New Zealand journalist (born 1968 or 1969)

Paula Penfold (born ) is a New Zealand investigative journalist. She is best known for her investigation into the wrongful conviction of Auckland man Teina Pora for murder and rape.

== Career ==
Penfold began her career in radio, working for Radio New Zealand and The Radio Network for eight years, before moving into television with TVNZ in 1998.
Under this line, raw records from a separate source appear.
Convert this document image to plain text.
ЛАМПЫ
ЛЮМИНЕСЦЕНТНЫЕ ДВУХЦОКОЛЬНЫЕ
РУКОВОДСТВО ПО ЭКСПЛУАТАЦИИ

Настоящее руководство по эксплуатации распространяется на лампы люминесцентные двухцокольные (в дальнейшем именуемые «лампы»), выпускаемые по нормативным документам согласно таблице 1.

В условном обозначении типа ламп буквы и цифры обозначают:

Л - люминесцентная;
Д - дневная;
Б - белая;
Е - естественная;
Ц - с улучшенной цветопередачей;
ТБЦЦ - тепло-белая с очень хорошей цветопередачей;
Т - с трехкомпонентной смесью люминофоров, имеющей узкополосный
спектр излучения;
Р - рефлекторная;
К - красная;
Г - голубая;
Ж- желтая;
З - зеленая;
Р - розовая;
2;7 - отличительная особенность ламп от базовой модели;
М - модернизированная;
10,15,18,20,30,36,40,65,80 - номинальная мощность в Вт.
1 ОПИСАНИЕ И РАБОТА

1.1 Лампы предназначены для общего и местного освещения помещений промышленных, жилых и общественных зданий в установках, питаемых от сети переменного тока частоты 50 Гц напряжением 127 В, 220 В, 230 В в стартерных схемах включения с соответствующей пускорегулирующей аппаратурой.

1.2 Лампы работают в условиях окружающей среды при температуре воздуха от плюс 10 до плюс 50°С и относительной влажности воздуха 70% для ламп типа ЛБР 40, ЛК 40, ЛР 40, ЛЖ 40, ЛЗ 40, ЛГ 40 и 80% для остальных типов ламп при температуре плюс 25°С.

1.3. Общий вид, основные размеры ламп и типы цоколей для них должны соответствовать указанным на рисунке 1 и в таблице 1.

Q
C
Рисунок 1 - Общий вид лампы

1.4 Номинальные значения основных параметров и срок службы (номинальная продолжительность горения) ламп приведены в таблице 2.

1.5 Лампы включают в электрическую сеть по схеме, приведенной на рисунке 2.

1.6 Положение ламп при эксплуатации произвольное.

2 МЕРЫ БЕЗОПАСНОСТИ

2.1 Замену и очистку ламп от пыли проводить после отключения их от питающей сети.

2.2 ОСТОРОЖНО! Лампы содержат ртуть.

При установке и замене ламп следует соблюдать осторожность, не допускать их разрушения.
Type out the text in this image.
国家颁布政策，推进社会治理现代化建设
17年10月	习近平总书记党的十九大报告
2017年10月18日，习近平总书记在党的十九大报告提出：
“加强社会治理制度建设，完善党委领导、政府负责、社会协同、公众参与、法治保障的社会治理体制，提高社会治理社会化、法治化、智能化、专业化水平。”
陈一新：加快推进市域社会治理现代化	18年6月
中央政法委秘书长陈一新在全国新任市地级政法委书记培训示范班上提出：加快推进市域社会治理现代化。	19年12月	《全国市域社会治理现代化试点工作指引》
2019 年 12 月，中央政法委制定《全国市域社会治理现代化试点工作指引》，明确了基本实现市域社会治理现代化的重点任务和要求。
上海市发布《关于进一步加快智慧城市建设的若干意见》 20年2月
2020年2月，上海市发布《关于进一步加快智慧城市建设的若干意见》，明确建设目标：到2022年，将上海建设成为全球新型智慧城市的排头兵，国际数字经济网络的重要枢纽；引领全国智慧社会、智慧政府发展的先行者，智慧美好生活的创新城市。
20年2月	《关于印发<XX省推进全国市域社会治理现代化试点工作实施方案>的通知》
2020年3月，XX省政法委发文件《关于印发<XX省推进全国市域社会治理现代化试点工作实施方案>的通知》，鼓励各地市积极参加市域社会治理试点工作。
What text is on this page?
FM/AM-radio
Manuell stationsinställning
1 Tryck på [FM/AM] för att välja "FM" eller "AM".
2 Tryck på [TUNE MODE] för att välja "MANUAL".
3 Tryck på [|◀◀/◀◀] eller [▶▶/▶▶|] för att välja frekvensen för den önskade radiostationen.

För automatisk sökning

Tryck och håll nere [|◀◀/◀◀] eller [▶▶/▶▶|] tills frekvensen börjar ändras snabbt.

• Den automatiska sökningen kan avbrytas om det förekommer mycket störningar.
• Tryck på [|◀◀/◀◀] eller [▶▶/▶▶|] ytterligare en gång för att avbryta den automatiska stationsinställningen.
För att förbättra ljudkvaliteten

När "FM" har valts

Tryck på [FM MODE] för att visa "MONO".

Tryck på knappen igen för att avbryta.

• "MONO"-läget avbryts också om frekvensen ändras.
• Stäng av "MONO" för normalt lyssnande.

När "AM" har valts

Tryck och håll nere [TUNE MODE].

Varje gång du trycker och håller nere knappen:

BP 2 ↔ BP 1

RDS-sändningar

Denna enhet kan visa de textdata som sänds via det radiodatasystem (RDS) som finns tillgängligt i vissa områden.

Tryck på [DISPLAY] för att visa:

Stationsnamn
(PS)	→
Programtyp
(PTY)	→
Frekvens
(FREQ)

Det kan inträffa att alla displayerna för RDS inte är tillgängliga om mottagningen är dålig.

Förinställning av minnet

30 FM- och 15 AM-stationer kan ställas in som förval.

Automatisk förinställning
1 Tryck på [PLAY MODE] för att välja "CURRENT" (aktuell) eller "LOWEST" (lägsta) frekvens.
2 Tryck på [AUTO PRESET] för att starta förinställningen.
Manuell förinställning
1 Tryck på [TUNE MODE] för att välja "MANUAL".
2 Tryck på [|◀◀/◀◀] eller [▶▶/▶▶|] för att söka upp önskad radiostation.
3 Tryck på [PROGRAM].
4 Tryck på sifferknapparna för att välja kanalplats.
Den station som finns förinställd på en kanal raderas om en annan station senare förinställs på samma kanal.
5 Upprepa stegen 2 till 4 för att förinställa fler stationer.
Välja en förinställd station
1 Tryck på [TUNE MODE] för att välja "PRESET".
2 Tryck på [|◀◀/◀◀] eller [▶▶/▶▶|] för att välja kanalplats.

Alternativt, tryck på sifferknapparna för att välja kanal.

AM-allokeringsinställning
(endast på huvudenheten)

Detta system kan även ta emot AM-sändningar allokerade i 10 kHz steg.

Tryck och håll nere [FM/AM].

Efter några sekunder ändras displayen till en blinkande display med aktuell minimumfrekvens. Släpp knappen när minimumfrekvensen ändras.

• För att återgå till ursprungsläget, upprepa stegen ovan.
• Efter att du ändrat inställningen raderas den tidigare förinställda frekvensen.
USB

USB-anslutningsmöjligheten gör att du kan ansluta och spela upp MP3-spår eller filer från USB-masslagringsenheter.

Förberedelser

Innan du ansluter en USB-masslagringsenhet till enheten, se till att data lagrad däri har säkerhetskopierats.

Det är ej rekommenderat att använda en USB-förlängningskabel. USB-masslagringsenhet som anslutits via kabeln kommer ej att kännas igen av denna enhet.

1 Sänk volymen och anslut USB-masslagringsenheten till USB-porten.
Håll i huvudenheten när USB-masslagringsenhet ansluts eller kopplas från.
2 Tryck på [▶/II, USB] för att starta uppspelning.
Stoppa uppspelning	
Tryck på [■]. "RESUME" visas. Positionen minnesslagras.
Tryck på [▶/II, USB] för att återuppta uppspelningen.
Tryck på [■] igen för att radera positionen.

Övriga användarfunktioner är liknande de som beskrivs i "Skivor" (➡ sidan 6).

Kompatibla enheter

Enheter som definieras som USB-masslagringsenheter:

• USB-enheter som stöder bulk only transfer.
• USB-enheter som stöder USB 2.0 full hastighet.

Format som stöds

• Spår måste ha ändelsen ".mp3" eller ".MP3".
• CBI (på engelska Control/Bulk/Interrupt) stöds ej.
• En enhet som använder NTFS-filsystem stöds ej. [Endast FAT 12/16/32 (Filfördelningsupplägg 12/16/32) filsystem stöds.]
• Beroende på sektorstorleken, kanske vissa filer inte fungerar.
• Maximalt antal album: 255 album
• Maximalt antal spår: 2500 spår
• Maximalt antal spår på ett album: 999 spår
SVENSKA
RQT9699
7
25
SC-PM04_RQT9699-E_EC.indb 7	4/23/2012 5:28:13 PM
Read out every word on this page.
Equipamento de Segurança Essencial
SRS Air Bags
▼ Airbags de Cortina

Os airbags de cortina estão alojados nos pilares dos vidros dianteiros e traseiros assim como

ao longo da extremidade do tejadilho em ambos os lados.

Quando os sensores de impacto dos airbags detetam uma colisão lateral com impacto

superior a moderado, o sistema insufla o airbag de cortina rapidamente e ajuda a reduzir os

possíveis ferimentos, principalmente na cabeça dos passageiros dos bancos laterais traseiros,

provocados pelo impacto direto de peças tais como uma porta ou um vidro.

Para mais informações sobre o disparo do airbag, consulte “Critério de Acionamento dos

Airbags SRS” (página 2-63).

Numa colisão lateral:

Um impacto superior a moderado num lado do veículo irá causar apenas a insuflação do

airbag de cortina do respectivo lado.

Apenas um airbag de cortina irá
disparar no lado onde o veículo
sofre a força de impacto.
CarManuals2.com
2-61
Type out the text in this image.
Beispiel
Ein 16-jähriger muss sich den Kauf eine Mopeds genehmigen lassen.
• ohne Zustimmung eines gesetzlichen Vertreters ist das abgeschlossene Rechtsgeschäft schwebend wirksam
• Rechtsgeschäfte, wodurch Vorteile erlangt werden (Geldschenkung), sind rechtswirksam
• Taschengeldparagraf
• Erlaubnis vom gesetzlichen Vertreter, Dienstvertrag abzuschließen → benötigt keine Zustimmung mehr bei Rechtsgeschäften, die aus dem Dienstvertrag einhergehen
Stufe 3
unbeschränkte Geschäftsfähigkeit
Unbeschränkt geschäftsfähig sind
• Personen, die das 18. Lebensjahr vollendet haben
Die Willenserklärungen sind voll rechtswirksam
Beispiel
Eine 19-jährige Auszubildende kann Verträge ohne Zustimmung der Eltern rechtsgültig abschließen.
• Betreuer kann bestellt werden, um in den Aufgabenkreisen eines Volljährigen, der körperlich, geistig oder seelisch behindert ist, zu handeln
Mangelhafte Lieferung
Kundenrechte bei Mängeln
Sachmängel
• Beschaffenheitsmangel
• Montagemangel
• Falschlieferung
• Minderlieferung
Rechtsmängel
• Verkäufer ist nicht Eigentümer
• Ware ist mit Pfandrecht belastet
She then moved to TV3 in 2003 and spent the next 13 years working in current affairs across 60 Minutes, 3rd Degree and 3D. At 3D she spent three years investigating the wrongful conviction of Teina Pora, who spent 21 years in jail for the rape and murder of Auckland woman Susan Burdett in 1994. Her stories contributed significantly to the eventual quashing of his conviction and a $2.5 million payout from the Crown.

3D was cancelled by TV3 in 2016 and Penfold moved to Fairfax, establishing the long-form documentary investigative unit Stuff Circuit with two of her former colleagues. She was named 'Reporter of the Year' at the 2019 New Zealand Television Awards.

== Stuff Circuit documentaries ==

- Big Decision (2019)
- Alias (2020)
- False Profit (2020)
- Emma (2020)
- Deleted (2021)

== Personal life ==
Penfold is the daughter of Shirley Penfold, a draughtswoman, and Peter Penfold. She was married to TV3 anchor and journalist Mike McRoberts for more than 20 years. They split in 2018 and have two children together.